The company said it's making the change to capitalize on the brand-awareness of its Java software and to better reflect the company's current strategy.
Java is a computer programming language that allows Internet applications to run on a broad range of electronic devices, from cell phones to servers. The technology was developed internally at Sun and was publicly introduced in 1995 in the early days of the commercialization of the World Wide Web.
"Java is a technology whose value is near infinite to the Internet, and a brand that's inseparably a part of Sun (and our profitability)," Sun CEO Jonathan Schwartz wrote on his blog Thursday.
While Sun says it generates licensing revenue from Java, it contends that Java's real significance are the sales of computer servers, storage and software that are necessary for companies to create products and services based on Java.

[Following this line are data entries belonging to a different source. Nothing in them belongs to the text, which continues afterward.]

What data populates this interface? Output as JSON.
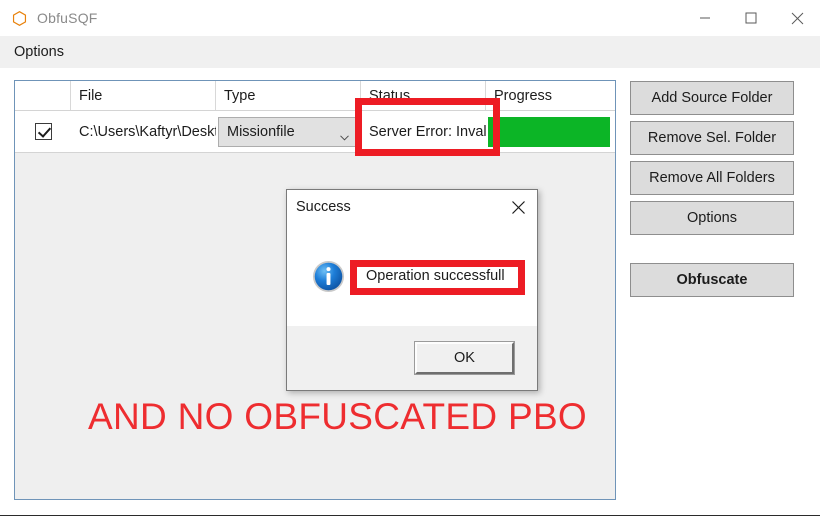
{
  "window": {
    "title": "ObfuSQF",
    "app_icon": "hexagon-icon",
    "accent_color": "#e8820c",
    "controls": {
      "minimize": "minimize-icon",
      "maximize": "maximize-icon",
      "close": "close-icon"
    }
  },
  "menubar": {
    "items": [
      {
        "label": "Options"
      }
    ]
  },
  "grid": {
    "columns": [
      "",
      "File",
      "Type",
      "Status",
      "Progress"
    ],
    "rows": [
      {
        "selected": true,
        "file": "C:\\Users\\Kaftyr\\Deskt",
        "type": "Missionfile",
        "status": "Server Error: Inval",
        "progress": 100,
        "progress_color": "#0cb526"
      }
    ]
  },
  "side_buttons": [
    {
      "label": "Add Source Folder",
      "bold": false
    },
    {
      "label": "Remove Sel. Folder",
      "bold": false
    },
    {
      "label": "Remove All Folders",
      "bold": false
    },
    {
      "label": "Options",
      "bold": false
    },
    {
      "label": "Obfuscate",
      "bold": true
    }
  ],
  "dialog": {
    "title": "Success",
    "close_icon": "close-icon",
    "info_icon": "info-icon",
    "message": "Operation successfull",
    "ok_label": "OK"
  },
  "annotations": {
    "color": "#ed1c24",
    "caption": "AND NO OBFUSCATED PBO",
    "boxes": [
      {
        "target": "status-cell-text"
      },
      {
        "target": "dialog-message-text"
      }
    ]
  }
}
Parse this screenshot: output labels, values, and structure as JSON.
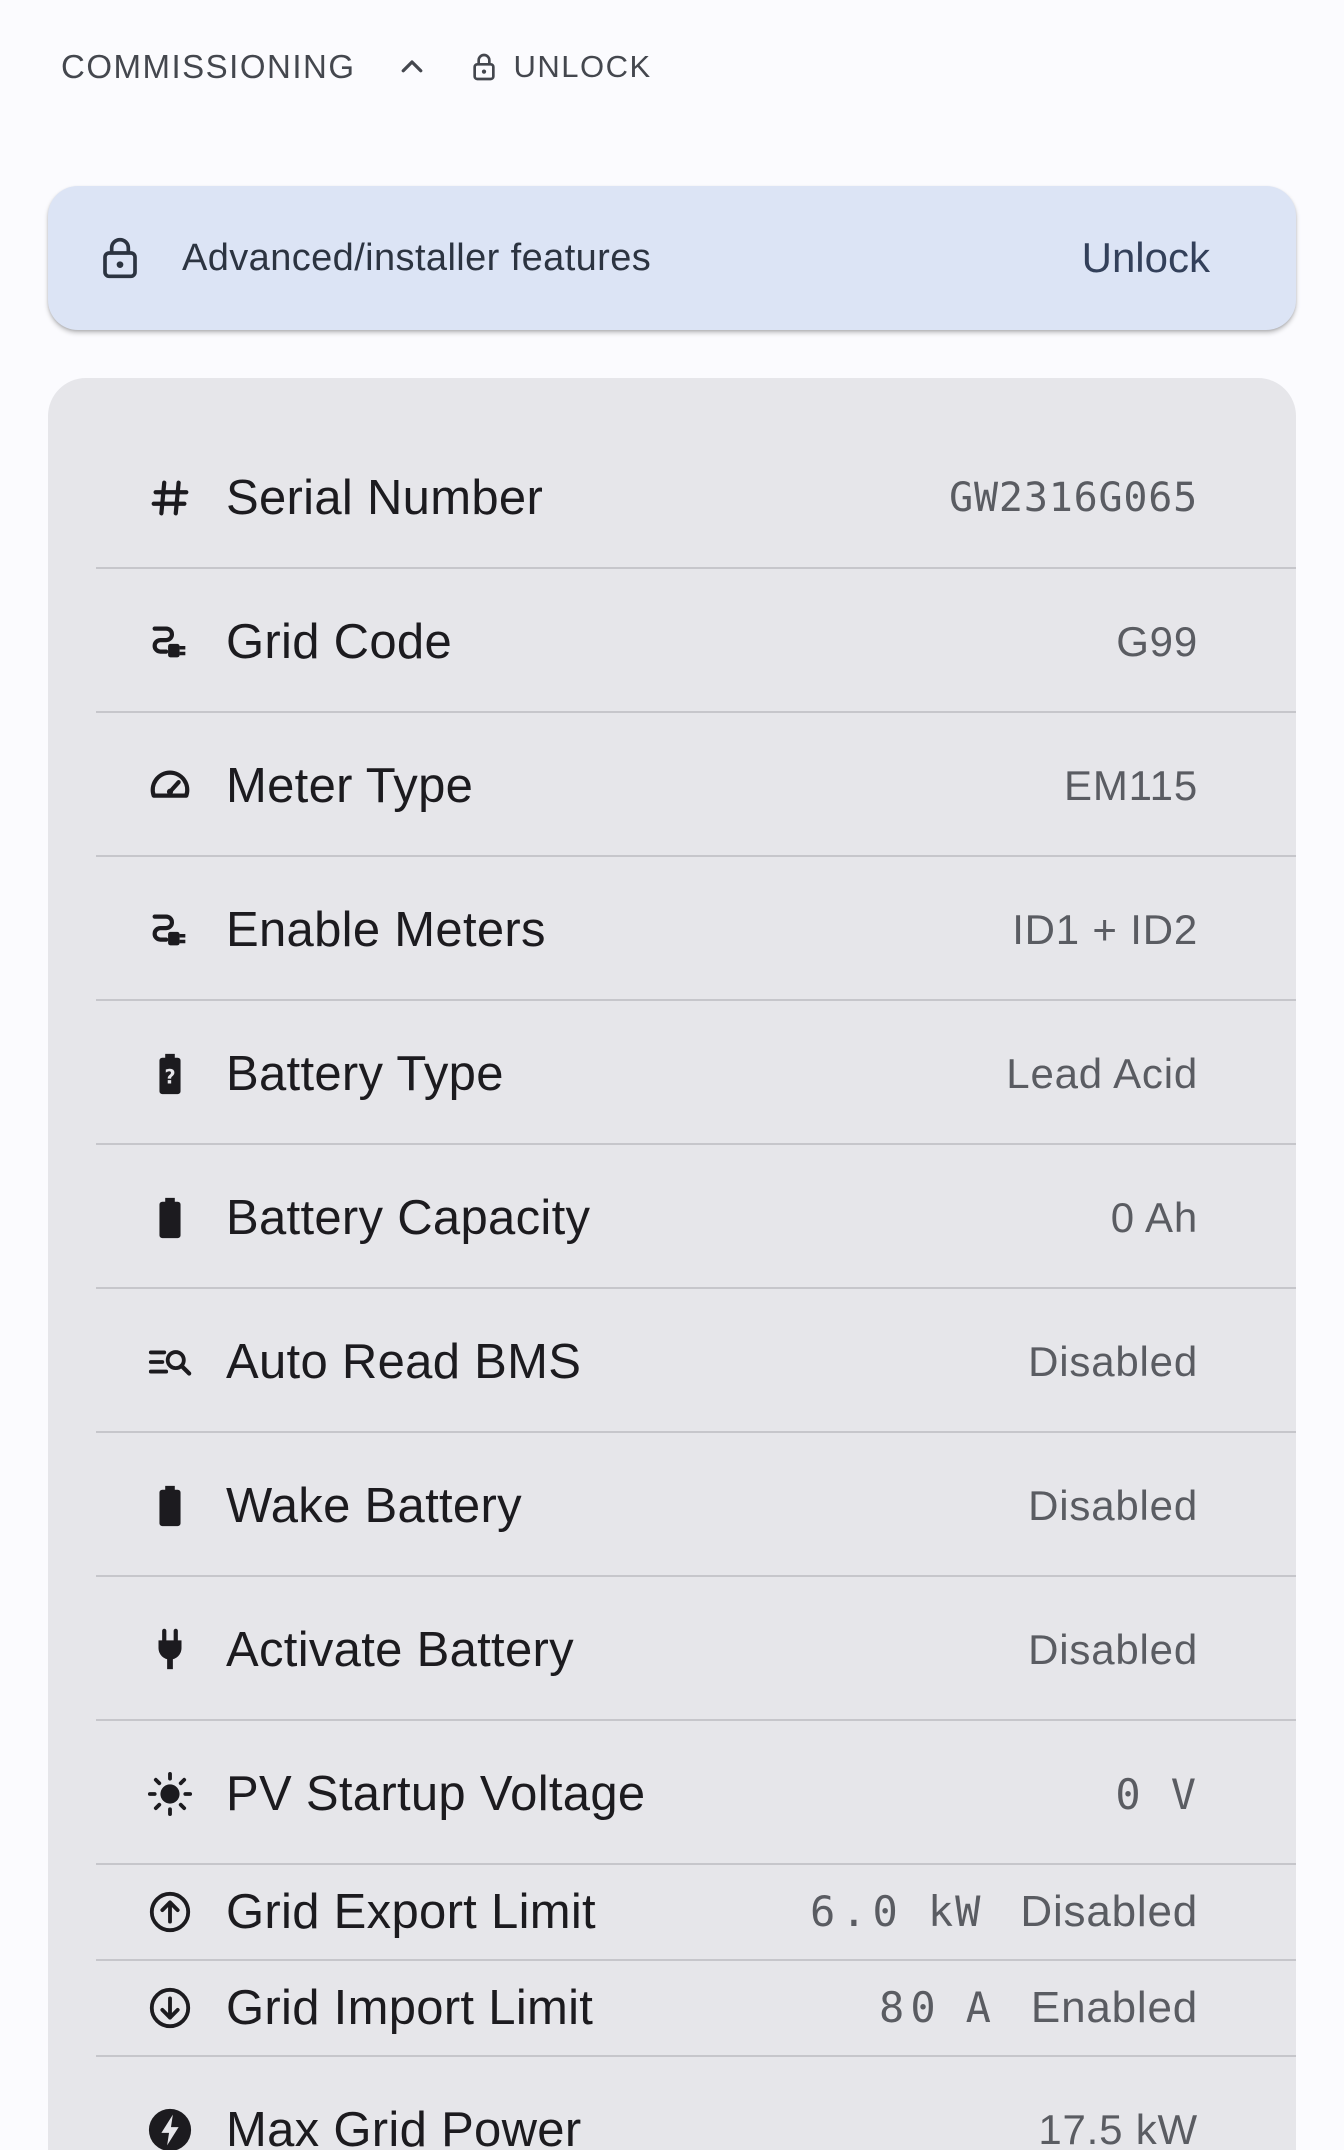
{
  "header": {
    "title": "COMMISSIONING",
    "unlock_label": "UNLOCK"
  },
  "banner": {
    "text": "Advanced/installer features",
    "button": "Unlock"
  },
  "rows": [
    {
      "icon": "hash-icon",
      "label": "Serial Number",
      "value": "GW2316G065"
    },
    {
      "icon": "meter-plug-icon",
      "label": "Grid Code",
      "value": "G99"
    },
    {
      "icon": "gauge-icon",
      "label": "Meter Type",
      "value": "EM115"
    },
    {
      "icon": "meter-plug-icon",
      "label": "Enable Meters",
      "value": "ID1 + ID2"
    },
    {
      "icon": "battery-unknown-icon",
      "label": "Battery Type",
      "value": "Lead Acid"
    },
    {
      "icon": "battery-full-icon",
      "label": "Battery Capacity",
      "value": "0 Ah"
    },
    {
      "icon": "list-search-icon",
      "label": "Auto Read BMS",
      "value": "Disabled"
    },
    {
      "icon": "battery-full-icon",
      "label": "Wake Battery",
      "value": "Disabled"
    },
    {
      "icon": "power-plug-icon",
      "label": "Activate Battery",
      "value": "Disabled"
    },
    {
      "icon": "sun-icon",
      "label": "PV Startup Voltage",
      "num": "0",
      "unit": "V"
    },
    {
      "icon": "arrow-up-circle-icon",
      "label": "Grid Export Limit",
      "num": "6.0",
      "unit": "kW",
      "status": "Disabled"
    },
    {
      "icon": "arrow-down-circle-icon",
      "label": "Grid Import Limit",
      "num": "80",
      "unit": "A",
      "status": "Enabled"
    },
    {
      "icon": "lightning-circle-icon",
      "label": "Max Grid Power",
      "value": "17.5 kW"
    }
  ]
}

The company's current ticker SUNW stands for Stanford University Network Workstation, a reference to the first computer built by Sun's founders while graduate students at the school.
"We are no longer simply a workstation company, nor a company whose products can be limited by one category -- and Java does a better job of capturing exactly that sentiment than any other four letter symbol," wrote Schwartz.
Shares of Sun were up a penny at $4.87 in midday trading Thursday.